Diplomats, intelligence operators, and military personnel are now going to be on their guard, reluctant to write anything sensitive that isn't highly classified. (WikiLeaks got access to Secret documents, but not those classified as Top Secret or higher.) And it will make their jobs much harder if their foreign counterparts, fearing for their reputations or their lives, refuse to divulge anything that could be damaging or dangerous if it appeared in the New York Times.
And the fallout has been serious. As Undersecretary of State Patrick F. Kennedy said recently, "This was as bad as it gets. We had, over the course of many years, built up a huge amount of faith and trust. That's ruptured now, all over the world." Just yesterday we have learned that the US Ambassador to Libya, our first there in more than 35 years, is likely to be recalled after his private cables documenting Muammar Qadhafi's eccentricities (some of them potentially dangerous) were made public by Assange.
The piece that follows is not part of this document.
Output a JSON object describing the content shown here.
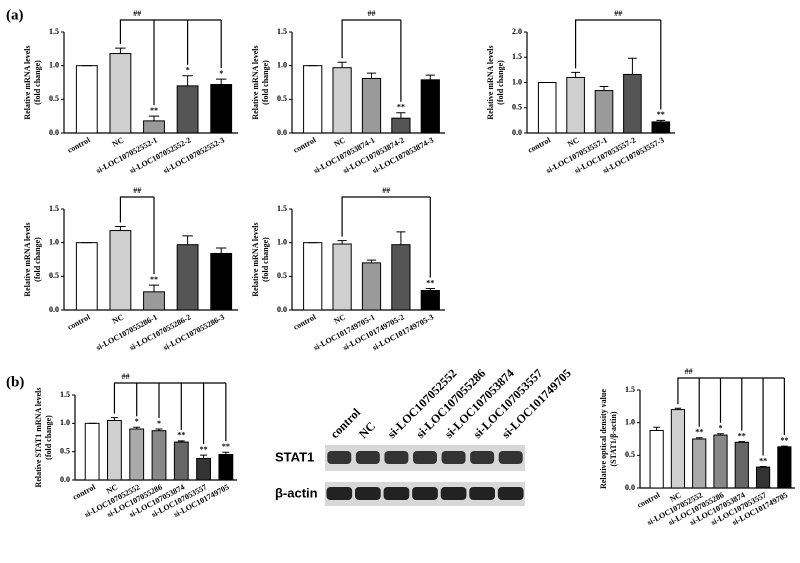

As we make clear above, we believe that genuine government misconduct must be exposed. There is great value in the work of the courageous whistleblowers, activists, journalists and other watchdogs who are aggressive in ferreting out government malfeasance but also take seriously any credible claims of harm from the revelation of secret information. This proud tradition includes the disclosure of The Pentagon Papers, the lies about the invasion of Iraq, and the pictures from Abu Ghraib. But all of these were revealed with a clear purpose and with an eye toward protecting our national interests and the lives of the innocent. Compared to the chaos that the Assange approach entails, this is a more effective means for balancing our security and civil liberties.
Progressives must not mistake anarchists for truth-tellers. Assange is not a conscientious, constructive government critic; he is an online hooligan, committing devastating acts of vandalism that have hurt the United States and put our own people, our friends and our values at risk.
Years ago, when we ran a group that was taking on the National Rifle Association, Michael Moore was an ally in the battle against the outrageous tactics of the far right. In Bowling for Columbine, Moore exposed the NRA as totally unreasonable. The film was nuanced, thoughtful and deeply informed.
That's why it is so distressing to see well-known progressive voices like Moore's taking up the cause of Julian Assange. The WikiLeaks leader should have a status more in line with the self-important, misguided, rigid and ideologically blind Charlton Heston, who Moore exposed so brilliantly in his film.
We hope that Moore and other progressives will reconsider this support. The left should not be backing a man or an organization that is so clearly inimical to American security interests and to so many progressive values. Assange's actions as head of WikiLeaks should install him in the annals of infamy, not offer him hero-worship.
Jon Cowan is Co-Founder and President of Third Way; Matt Bennett and Nancy Hale are Co-Founders and Vice Presidents of Third Way.